Regular Charlotteans don't have anything to be ashamed of in all this, and that goes for those who worked for Wachovia and Bank of America but were unconnected to the high-risk deals made by others. We should, though, all probably feel foolish to have fallen for the "good corporate citizen" image the city's two big banks once projected. In the 1990s, while BofA, under Hugh McColl's leadership, was helping revitalize the city's Uptown, the bank CEO, along with other big-bank cohorts, was also lobbying Congress to repeal part of the Glass-Steagall Act of 1933. Hugh and friends were successful, which meant that commercial banks -- the ones who actually helped build this city -- could now also operate as investment banks (or insurance companies, if they feel like it). Within nine years, they'd wrecked their own playhouses.

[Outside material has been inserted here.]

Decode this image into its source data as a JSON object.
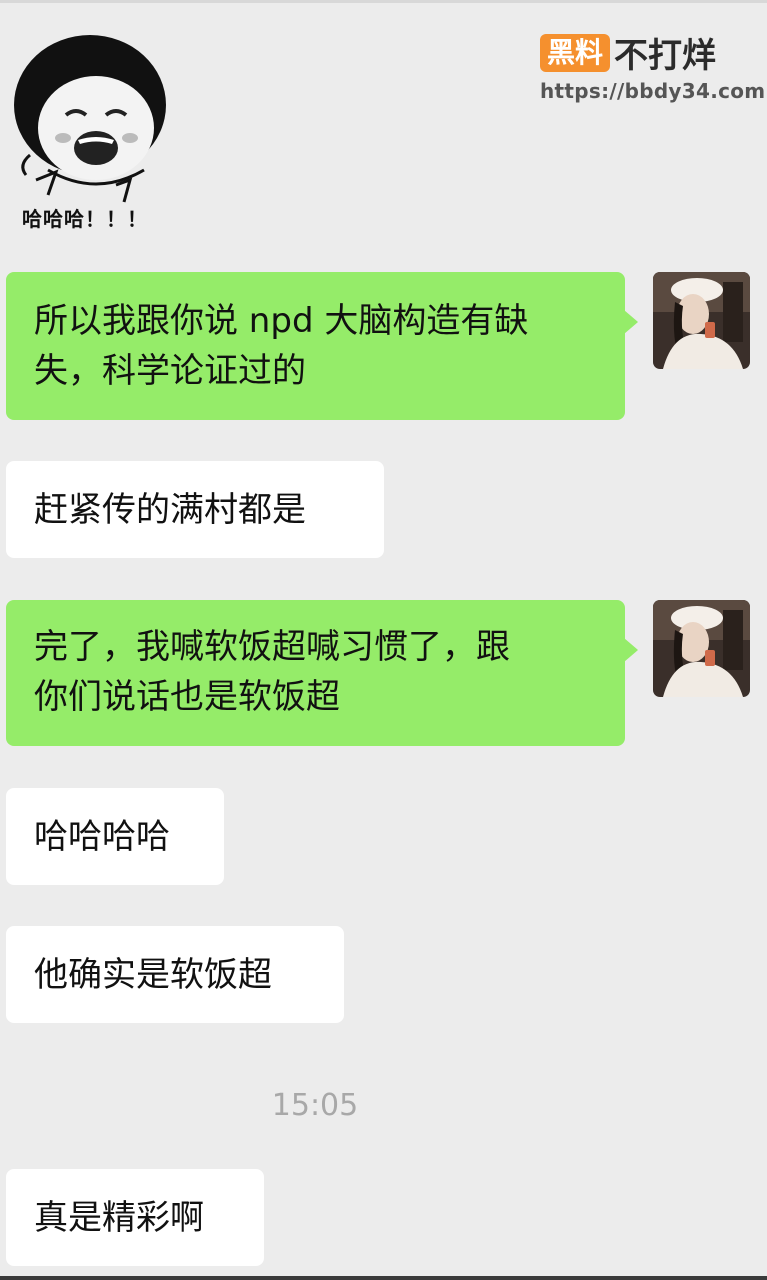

So, back to shame. It's an old-fashioned concept, I know, but one that's ripe for revival, starting with the financial industry. Will it ever happen? I really doubt it. Look into the eyes of folks like Ken Lewis or former Merrill Lynch CEO John Thain, and it's hard to see how a little shame could fit into such big piles of hubris. And considering how long it's been since we woke up in September '08 to find the floor moving under us, who knows how many people would even believe their apologies anyway?